AC relevance only without further reference to cable lengths, current loadings etc.
But it does give a nice dimension of cable rating
But the pvc insulation is not for us .

Diddely squat? I have heard that electrons migrate to the circumference of the wires so multiple smaller strands are better than a single bar as it has more circumference per square mm, but is that only true of high voltages and AC currents?

This is true, and it's referred to as "skin effect", and applies far more to AC. It allows for a VERY slightly lower resistance value to be used for voltage drop in AC vs. DC(your talking a few hundredths of an ohm difference in 1000' I believe in smaller size wires). In higher voltage and higher frequencies it becomes more prevalent, as the back voltage induced in the center of the conductor which forces the electrons out is greater.

Amps are still amps for all intents and purpose. The standard ampacity ratings of the AWG are conservative to begin with, and the ratings for 6' appliance cords is slightly more lenient but should have it as at least a #12. The only other benefit to the larger surface area of multi-strand conductors that I am aware of other than flexibility is heat dissipation, but it still isn't nearly enough to assume that a 6' cord, (which is already a multi-strand for flexibility), would all of a sudden melt because the amps were DC. FWIW, with AC, a 22.7 amp reading is kind of an average(.707) of what the peak amperage actually is, that current is actually peaking at over 32 amps at the top and bottom of the sine wave(same goes for the voltage). You do not need special wire to achieve the same ampacity rating just because it is DC, especially in a purely resistive circuit. The only difference will be that the voltage drop becomes more significant(at lower voltages), but that is not what the discussion is about. For example, I ran the 12v dc winch motor on my old driveway snow plow on the same #10 THHN I use in buildings, well over 6' long, through my(hot) engine compartment. I repeatedly lifted and dropped that plow back to back, drawing well over 35 amps, for hours at a time, and it was perfectly fine. Granted, it's not a continuous load, but the current was definitely higher than the rating of the wire. The 7' leads on the cheap 12v/10 amp car battery charger in my garage are 16 gauge and look like a cord on a cheap table lamp, and I also just looked at the halogen headlights in my truck, they are a regular 16 gauge wire, I have no idea why Aus. has those specs.
Just because a circuit doesn't achieve maximum efficiency according to one's standards doesn't mean it burns up, sometimes it's just less efficient.

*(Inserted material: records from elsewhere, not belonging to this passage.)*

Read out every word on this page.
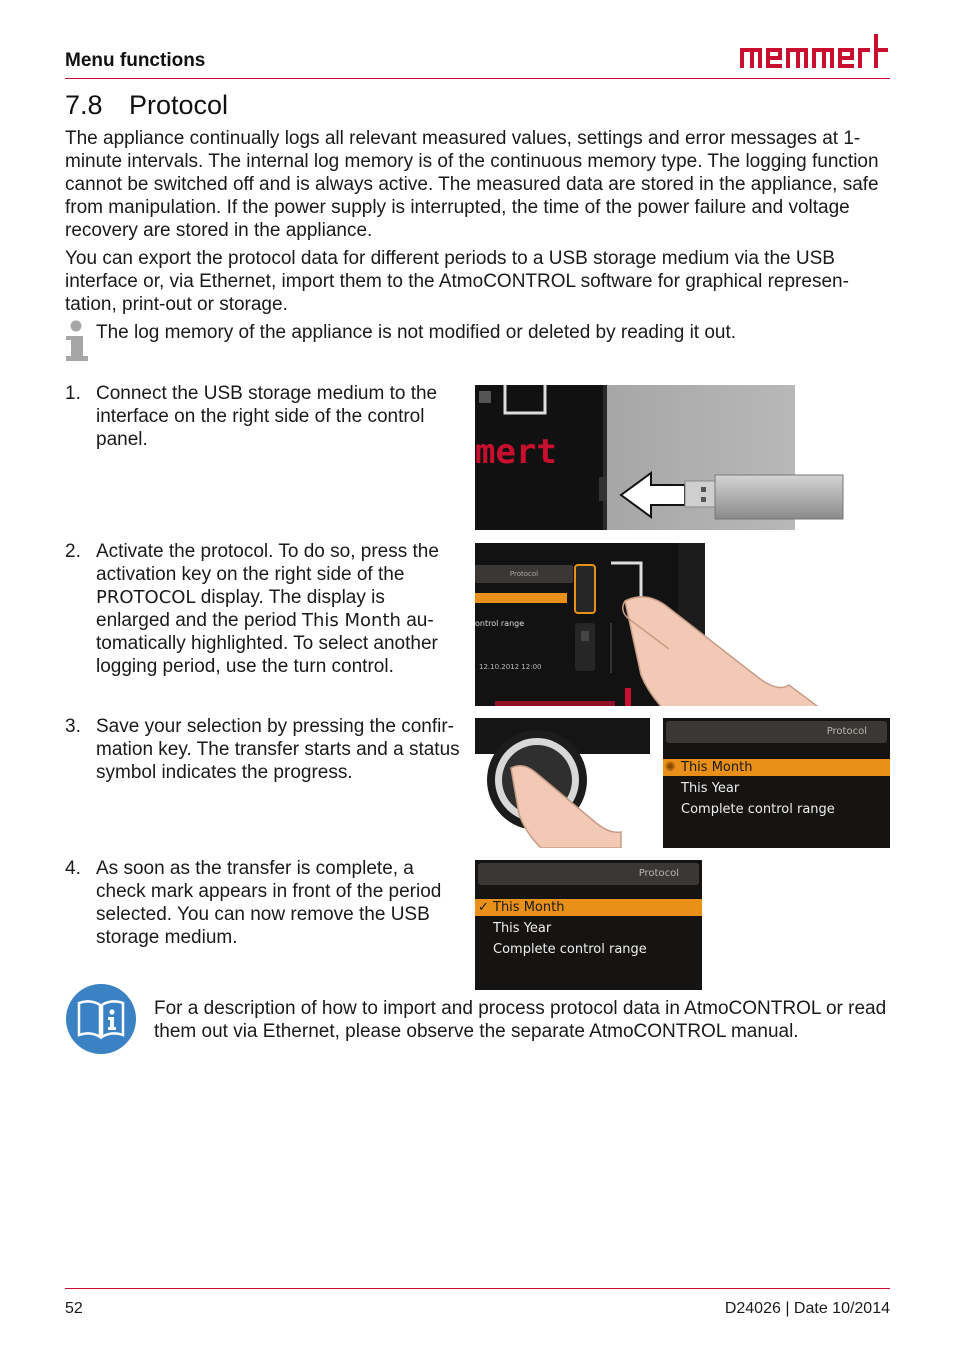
Menu functions
7.8 Protocol
The appliance continually logs all relevant measured values, settings and error messages at 1-minute intervals. The internal log memory is of the continuous memory type. The logging function cannot be switched off and is always active. The measured data are stored in the appliance, safe from manipulation. If the power supply is interrupted, the time of the power failure and voltage recovery are stored in the appliance.
You can export the protocol data for different periods to a USB storage medium via the USB interface or, via Ethernet, import them to the AtmoCONTROL software for graphical represen-tation, print-out or storage.
The log memory of the appliance is not modified or deleted by reading it out.
1. Connect the USB storage medium to the interface on the right side of the control panel.	mert
2. Activate the protocol. To do so, press the activation key on the right side of the PROTOCOL display. The display is enlarged and the period This Month au-tomatically highlighted. To select another logging period, use the turn control.
Protocol
ontrol range
12.10.2012 12:00
3. Save your selection by pressing the confir-mation key. The transfer starts and a status symbol indicates the progress.
Protocol
✺ This Month
This Year
Complete control range
4. As soon as the transfer is complete, a check mark appears in front of the period selected. You can now remove the USB storage medium.
Protocol
✓ This Month
This Year
Complete control range
For a description of how to import and process protocol data in AtmoCONTROL or read them out via Ethernet, please observe the separate AtmoCONTROL manual.
52	D24026 | Date 10/2014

Inductive and capacitive dc theory and circuitry may get complicated, but simple DC theory in a purely resistive circuit is not. All the wire charts for sizing in DC give footages primarily to reduce voltage drop, and for 6' you can easily carry 22.7 amps on a #12 @25v, which is likely what the cord of the toaster would be, with no special strand count or insulation noted and probably even maintain an acceptable voltage drop. There will be a voltage drop and thus a reduced wattage at the load, making it less efficient, but amps are amps(coulombs of electrons being transferred across the open spots in the valence electron ring of the conductor's atoms, just so happens that copper has a lot of open spots). You can get as technical as you want, but the cord would not melt. We may get away with carrying more current, more efficiently, through wires because of the fine multi-strands and high temp insulation, but voltage drop aside, a wire that safely carries a given current of AC will safely carry that same current in DC.

Now some of these factors may become more significant when you are, say, trying to squeeze 300 amps through a #10 in a PWM circuit full of capacitance and inductance with very high frequencies at play, but this is not the case here.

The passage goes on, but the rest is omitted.